The issue revolves around a Group Managed Service Account (gMSA) not being able to execute a PowerShell script through Task Scheduler, despite the gMSA and script functioning correctly in manual execution scenarios. A PowerShell script that uploads local files to SharePoint Online using PnP.PowerShell with app-only certificate authentication works as expected when manually executed by an admin user but fails silently when run via a scheduled task under a gMSA. This discrepancy suggests issues with permissions, environment configuration, or compatibility between the Task Scheduler and the gMSA setup. Engineers and sysadmins need to ensure that all configurations for the gMSA are correct, including its installation on servers, access rights to certificates, and proper module installations. The root cause likely involves missing or misconfigured permissions within the scheduled task settings or differences in execution environment between manual and automated runs.
- Windows Server
- Task Scheduler
- PnP.PowerShell module
- Ensure that the Group Managed Service Account (gMSA) is installed on all relevant servers using the Add-ADComputerServiceAccount cmdlet.

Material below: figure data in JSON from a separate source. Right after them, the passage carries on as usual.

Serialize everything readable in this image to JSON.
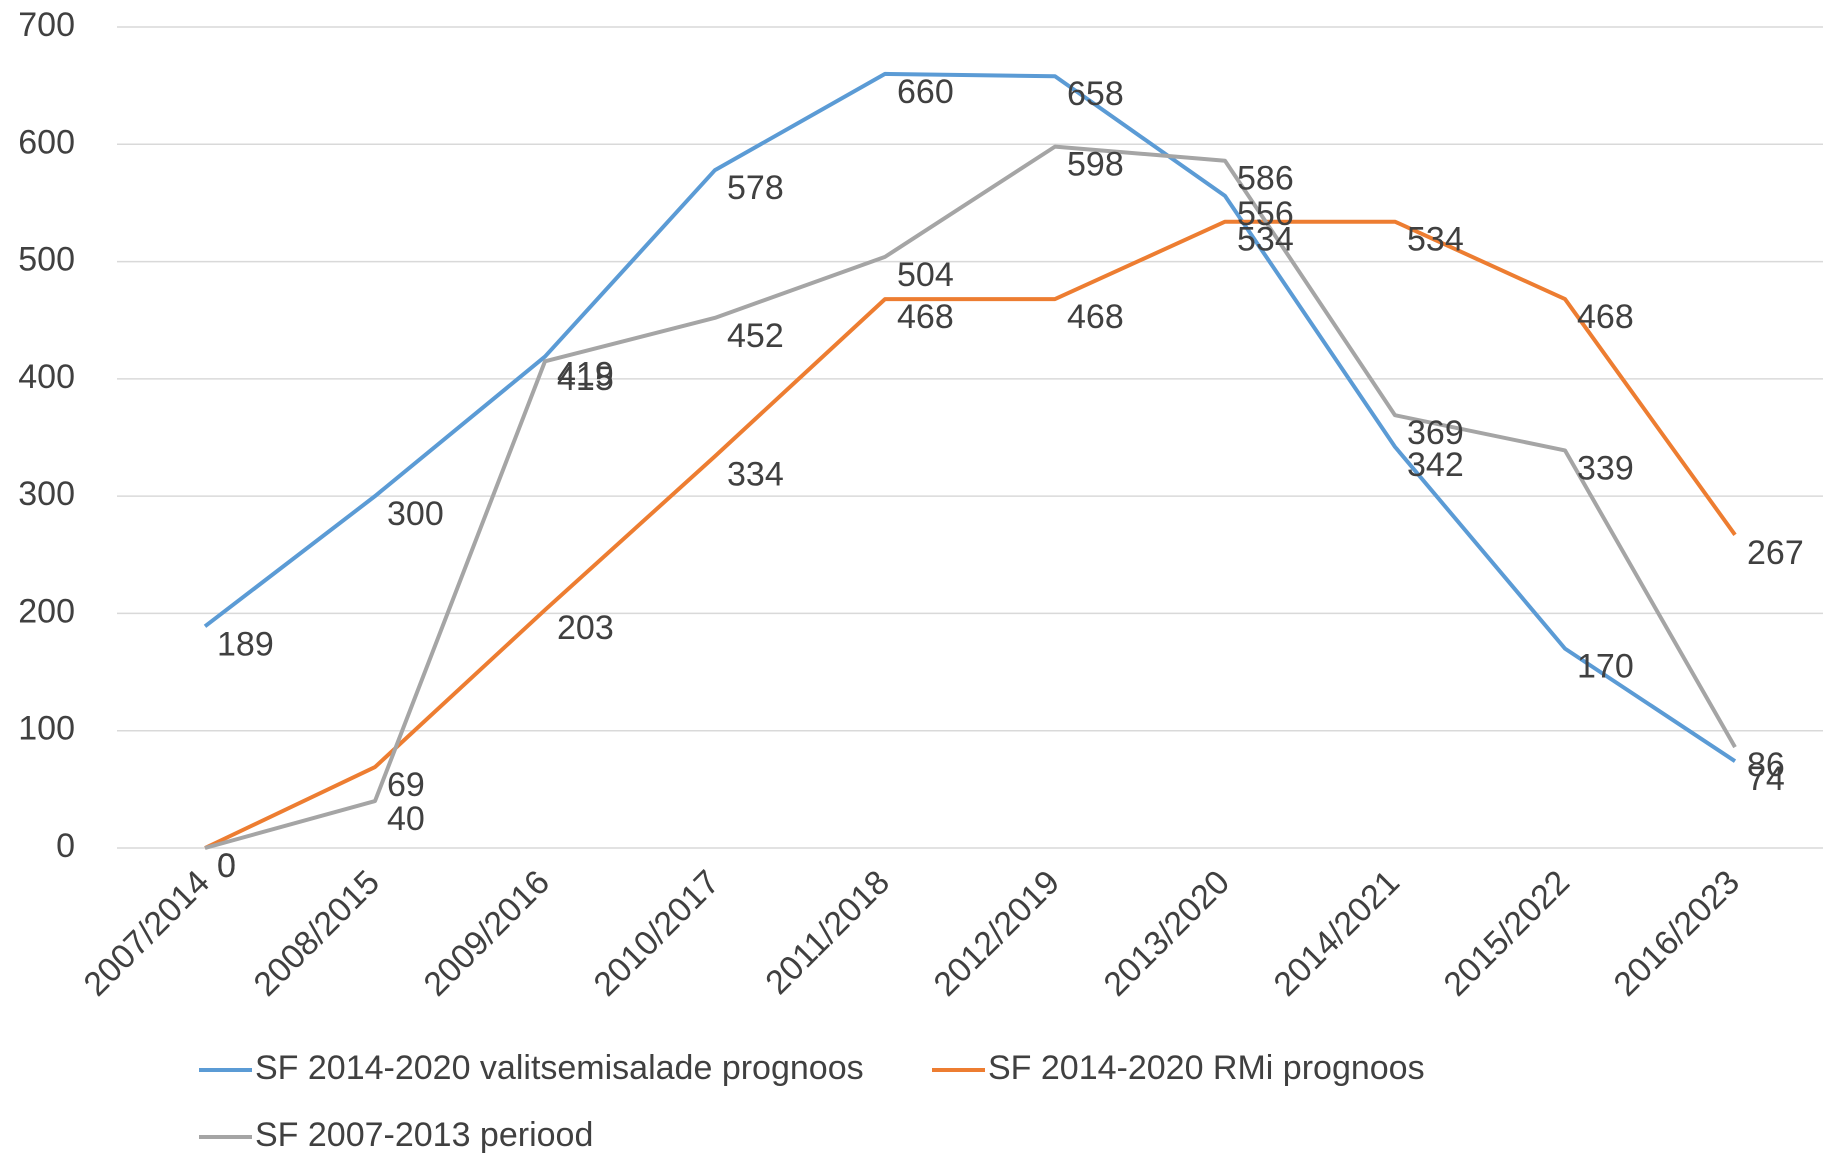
{
  "chart_data": {
    "type": "line",
    "categories": [
      "2007/2014",
      "2008/2015",
      "2009/2016",
      "2010/2017",
      "2011/2018",
      "2012/2019",
      "2013/2020",
      "2014/2021",
      "2015/2022",
      "2016/2023"
    ],
    "series": [
      {
        "name": "SF 2014-2020 valitsemisalade prognoos",
        "color": "#5b9bd5",
        "values": [
          189,
          300,
          419,
          578,
          660,
          658,
          556,
          342,
          170,
          74
        ]
      },
      {
        "name": "SF 2014-2020 RMi prognoos",
        "color": "#ed7d31",
        "values": [
          0,
          69,
          203,
          334,
          468,
          468,
          534,
          534,
          468,
          267
        ]
      },
      {
        "name": "SF 2007-2013 periood",
        "color": "#a5a5a5",
        "values": [
          0,
          40,
          415,
          452,
          504,
          598,
          586,
          369,
          339,
          86
        ]
      }
    ],
    "ylim": [
      0,
      700
    ],
    "yticks": [
      0,
      100,
      200,
      300,
      400,
      500,
      600,
      700
    ],
    "grid": true,
    "legend": "bottom"
  }
}
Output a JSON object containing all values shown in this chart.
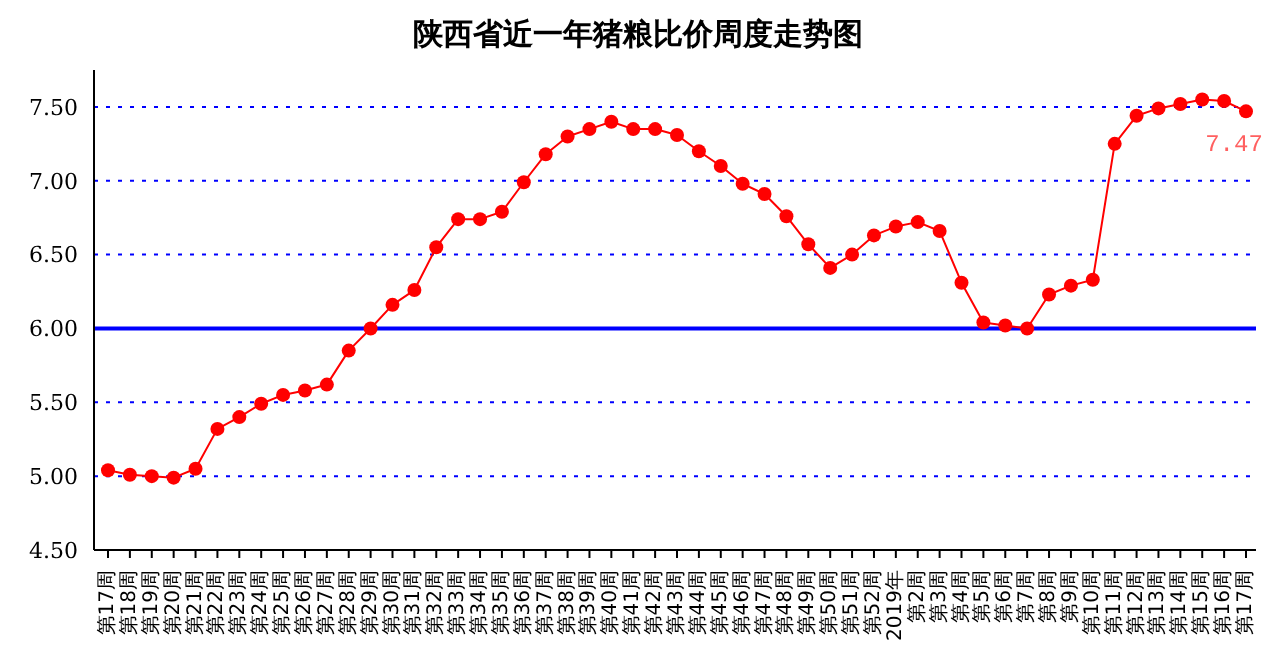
{
  "chart_data": {
    "type": "line",
    "title": "陕西省近一年猪粮比价周度走势图",
    "categories": [
      "第17周",
      "第18周",
      "第19周",
      "第20周",
      "第21周",
      "第22周",
      "第23周",
      "第24周",
      "第25周",
      "第26周",
      "第27周",
      "第28周",
      "第29周",
      "第30周",
      "第31周",
      "第32周",
      "第33周",
      "第34周",
      "第35周",
      "第36周",
      "第37周",
      "第38周",
      "第39周",
      "第40周",
      "第41周",
      "第42周",
      "第43周",
      "第44周",
      "第45周",
      "第46周",
      "第47周",
      "第48周",
      "第49周",
      "第50周",
      "第51周",
      "第52周",
      "2019年",
      "第2周",
      "第3周",
      "第4周",
      "第5周",
      "第6周",
      "第7周",
      "第8周",
      "第9周",
      "第10周",
      "第11周",
      "第12周",
      "第13周",
      "第14周",
      "第15周",
      "第16周",
      "第17周"
    ],
    "series": [
      {
        "color": "#ff0000",
        "values": [
          5.04,
          5.01,
          5.0,
          4.99,
          5.05,
          5.32,
          5.4,
          5.49,
          5.55,
          5.58,
          5.62,
          5.85,
          6.0,
          6.16,
          6.26,
          6.55,
          6.74,
          6.74,
          6.79,
          6.99,
          7.18,
          7.3,
          7.35,
          7.4,
          7.35,
          7.35,
          7.31,
          7.2,
          7.1,
          6.98,
          6.91,
          6.76,
          6.57,
          6.41,
          6.5,
          6.63,
          6.69,
          6.72,
          6.66,
          6.31,
          6.04,
          6.02,
          6.0,
          6.23,
          6.29,
          6.33,
          7.25,
          7.44,
          7.49,
          7.52,
          7.55,
          7.54,
          7.47
        ],
        "value_labels": [
          null,
          null,
          null,
          null,
          null,
          null,
          null,
          null,
          null,
          null,
          null,
          null,
          null,
          null,
          null,
          null,
          null,
          null,
          null,
          null,
          null,
          null,
          null,
          null,
          null,
          null,
          null,
          null,
          null,
          null,
          null,
          null,
          null,
          null,
          null,
          null,
          null,
          null,
          null,
          null,
          null,
          null,
          null,
          null,
          null,
          null,
          null,
          null,
          null,
          null,
          null,
          null,
          "7.47"
        ]
      }
    ],
    "ylim": [
      4.5,
      7.75
    ],
    "yticks": [
      {
        "value": 4.5,
        "label": "4.50"
      },
      {
        "value": 5,
        "label": "5.00"
      },
      {
        "value": 5.5,
        "label": "5.50"
      },
      {
        "value": 6,
        "label": "6.00"
      },
      {
        "value": 6.5,
        "label": "6.50"
      },
      {
        "value": 7,
        "label": "7.00"
      },
      {
        "value": 7.5,
        "label": "7.50"
      }
    ],
    "ref_lines": [
      {
        "axis": "y",
        "value": 6,
        "color": "#0000ff"
      }
    ],
    "grid": "y",
    "marker": "circle",
    "line_style": "solid"
  }
}
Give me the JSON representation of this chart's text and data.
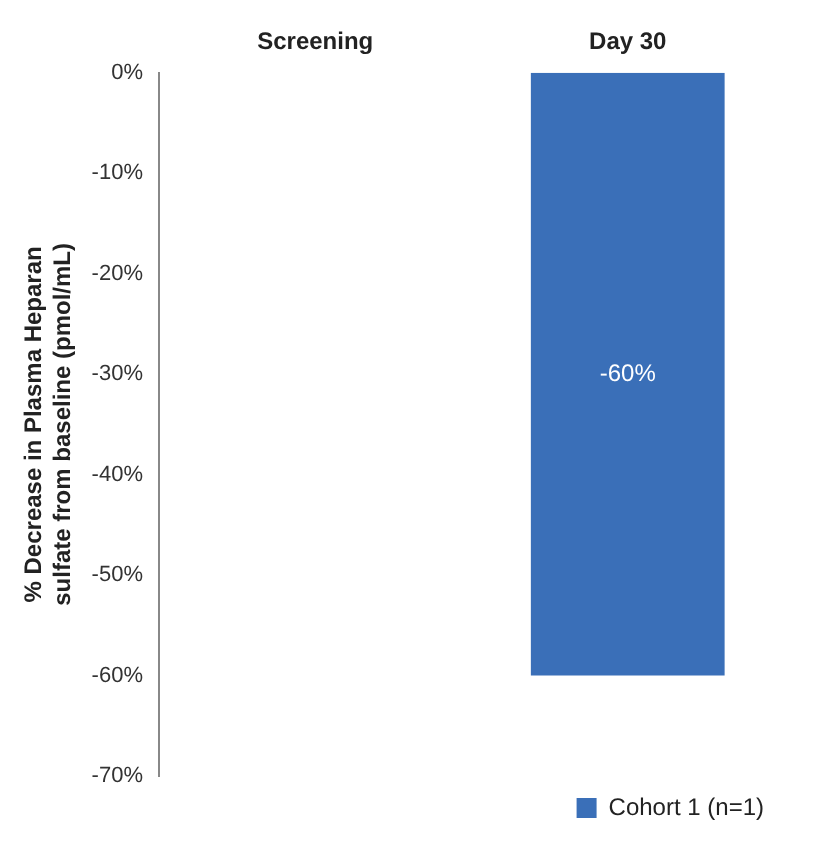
{
  "chart_data": {
    "type": "bar",
    "ylabel": "% Decrease in Plasma Heparan sulfate from baseline (pmol/mL)",
    "categories": [
      "Screening",
      "Day 30"
    ],
    "series": [
      {
        "name": "Cohort 1 (n=1)",
        "color": "#3a6fb8",
        "values": [
          0,
          -60
        ],
        "value_labels": [
          null,
          "-60%"
        ]
      }
    ],
    "ylim": [
      -70,
      0
    ],
    "yticks": [
      {
        "value": 0,
        "label": "0%"
      },
      {
        "value": -10,
        "label": "-10%"
      },
      {
        "value": -20,
        "label": "-20%"
      },
      {
        "value": -30,
        "label": "-30%"
      },
      {
        "value": -40,
        "label": "-40%"
      },
      {
        "value": -50,
        "label": "-50%"
      },
      {
        "value": -60,
        "label": "-60%"
      },
      {
        "value": -70,
        "label": "-70%"
      }
    ],
    "grid": false,
    "legend": "bottom right"
  }
}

- Verify that the server hosting the scheduled task is listed in PrincipalsAllowedToRetrieveManagedPassword by running Get-ADObject -Identity 'CN=SERVERNAME,CN=computers,DC=example,DC=com' | Select-object PrincipalsAllowedToRetrieveManagedPassword
- Confirm that the gMSA has read access to the certificate private key using certutil.exe or similar tools.
- Ensure PnP.PowerShell module is installed for AllUsers and available in the environment where the scheduled task runs. Use Install-Module -Name PnP.PowerShell -Scope AllUsers command.
This issue impacts homelab stacks that rely on Task Scheduler with gMSA to automate tasks involving PowerShell scripts. Specifically, any setup using Windows Server, Task Scheduler with a gMSA, and the PnP.PowerShell module may face similar issues unless properly configured.